The Compliance Coordinator is responsible for maintaining Agency compliance for all service delivery programs. This position uses expertise to resolve claim audits and works in conjunction with the Pre-Bill Auditor to identify and develop process correction to ensure compliant intake to billing practices.  This position will review charts and audit for accuracy and completeness, coordinate workflow with the Pre-Bill Auditor, communicate professionally to applicable staff any findings needing corrective action, and support process development.  This position supports regulatory compliance and QAPI activities, drives best practice policies and procedures to maintain compliance, and organizes internal plans of correction in conjunction with the Director of Quality and Compliance. Serves as the point person for submitting clinical records for ADR and claims appeal processes.


Essential Duties and Responsibilities:

 

  1. Audits front end data elements including but not limited to demographics, insurance information, provider identification information, charge capture, timeline compliance, and LCD completeness for accuracy.

 

  1. Maintains comprehensive working knowledge of government and payer billing regulations in all service lines, including Medicare and Medicaid regulations and third-party insurance carriers, and serves as a resource for appropriate agency personnel.

 

  1. Works in close conjunction with the Pre-Bill Auditor to facilitate initial problem solving related to billing queries between billing and operations. Triages clean claim strategies and problem solves process advancement for best practice in clean claim capture.

 

  1. Maintains responsibility for payer credentialing requests and provides credentialing documentation to payers in a timely manner.

 

  1. Collaborates with appropriate branch staff regarding documentation needs for billing.

 

  1. Maintains confidentiality and adheres to all HIPPA guidelines and regulations.
  2. Coordinates information gathering with Billing and Medical Records in the case of additional documentation required appeals. Ensures appropriate Directors have reviewed these appeal packets before submission and follows submission with appeals tracking.

 

  1. Manages the internal compliance report process within PIHC and initiates performance improvement plans in relation to areas of risk found during report processing.

 

  1. Interfaces with the Director of Information Services in performing annual HIPAA risk assessment and coordinating follow through for identified areas of risk.

 

  1. Coordinates activities related to implementation of policies, procedures, and processes to meet and maintain compliance with ACHC accreditation standards. Utilizes research to interpret standards into agency policy, as needed. Ensures HR processes maintain proper employment records required within ACHC standards.

 

  1. In coordination with Program Managers, facilitates progression of quality improvement action plans and reports progress to the Director of Quality and Compliance.

 

  1. Partners with management to prepare for regulatory and accreditation surveys and oversees developing corrective action plans.

 

  1. Gathers and creates material for quarterly presentation at the QI Committee meetings in conjunction with the Director of Quality and Compliance.

 

  1. Performs other duties as assigned by supervisor.


Minimum Qualifications:

 

  • Associate or bachelor’s degree in business administration or similar preferred.
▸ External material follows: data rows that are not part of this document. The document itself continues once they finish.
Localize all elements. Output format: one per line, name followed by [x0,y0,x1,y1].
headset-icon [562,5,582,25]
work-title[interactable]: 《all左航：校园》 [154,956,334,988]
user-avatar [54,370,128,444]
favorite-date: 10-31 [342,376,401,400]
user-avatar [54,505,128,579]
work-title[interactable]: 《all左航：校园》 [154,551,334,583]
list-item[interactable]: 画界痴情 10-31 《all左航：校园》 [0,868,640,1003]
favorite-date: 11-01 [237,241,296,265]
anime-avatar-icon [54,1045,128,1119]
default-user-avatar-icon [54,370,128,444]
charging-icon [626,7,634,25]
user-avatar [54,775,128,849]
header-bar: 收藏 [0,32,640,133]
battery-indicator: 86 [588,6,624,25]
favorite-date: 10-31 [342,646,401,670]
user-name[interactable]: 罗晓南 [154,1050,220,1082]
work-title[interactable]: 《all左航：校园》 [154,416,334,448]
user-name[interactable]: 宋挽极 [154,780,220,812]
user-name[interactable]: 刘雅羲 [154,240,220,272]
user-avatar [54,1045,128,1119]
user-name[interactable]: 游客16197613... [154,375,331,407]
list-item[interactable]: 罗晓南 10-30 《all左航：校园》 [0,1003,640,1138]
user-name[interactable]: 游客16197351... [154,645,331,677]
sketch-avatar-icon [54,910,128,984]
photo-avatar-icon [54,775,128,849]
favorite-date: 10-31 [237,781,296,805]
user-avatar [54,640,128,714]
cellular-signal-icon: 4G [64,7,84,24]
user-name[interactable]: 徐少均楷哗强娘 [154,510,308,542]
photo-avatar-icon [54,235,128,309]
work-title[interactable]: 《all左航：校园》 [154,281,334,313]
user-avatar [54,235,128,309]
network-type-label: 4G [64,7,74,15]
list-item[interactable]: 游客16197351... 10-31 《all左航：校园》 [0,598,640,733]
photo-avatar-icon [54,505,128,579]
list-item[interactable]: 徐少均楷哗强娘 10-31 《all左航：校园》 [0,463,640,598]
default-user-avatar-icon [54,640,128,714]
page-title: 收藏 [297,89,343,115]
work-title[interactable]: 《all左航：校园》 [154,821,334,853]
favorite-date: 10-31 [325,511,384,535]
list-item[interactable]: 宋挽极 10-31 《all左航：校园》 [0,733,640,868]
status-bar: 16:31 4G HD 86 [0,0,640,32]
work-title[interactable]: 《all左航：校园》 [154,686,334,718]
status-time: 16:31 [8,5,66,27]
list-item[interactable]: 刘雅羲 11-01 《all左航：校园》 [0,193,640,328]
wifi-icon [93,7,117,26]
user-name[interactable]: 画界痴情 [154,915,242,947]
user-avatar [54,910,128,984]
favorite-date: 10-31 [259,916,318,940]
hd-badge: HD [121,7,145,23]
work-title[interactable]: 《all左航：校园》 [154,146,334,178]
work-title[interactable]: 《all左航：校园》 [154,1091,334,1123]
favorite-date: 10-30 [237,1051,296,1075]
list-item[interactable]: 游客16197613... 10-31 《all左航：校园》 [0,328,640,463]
May be substituted with experience in the following.
  • Qualifications include experience in home health, hospice, HME compliance and/or billing preferred.
  • Clinical understanding of delivery of care preferred.
  • Comfort level with Excel and creation of simple formulas and graphs.
  • Excellent computer skills and ability to self-learn software applications for management of process correction and for presentation/analysis of quality data.

 

Physical Demands & Working Conditions:

 

Work is generally performed in the office environment. The position also includes regular use of a keyboard, and use of hands to finger, handle, and feel.  Onsite preferred but position may be performed hybrid/remotely if approved by the Director of Quality and Compliance upon offer.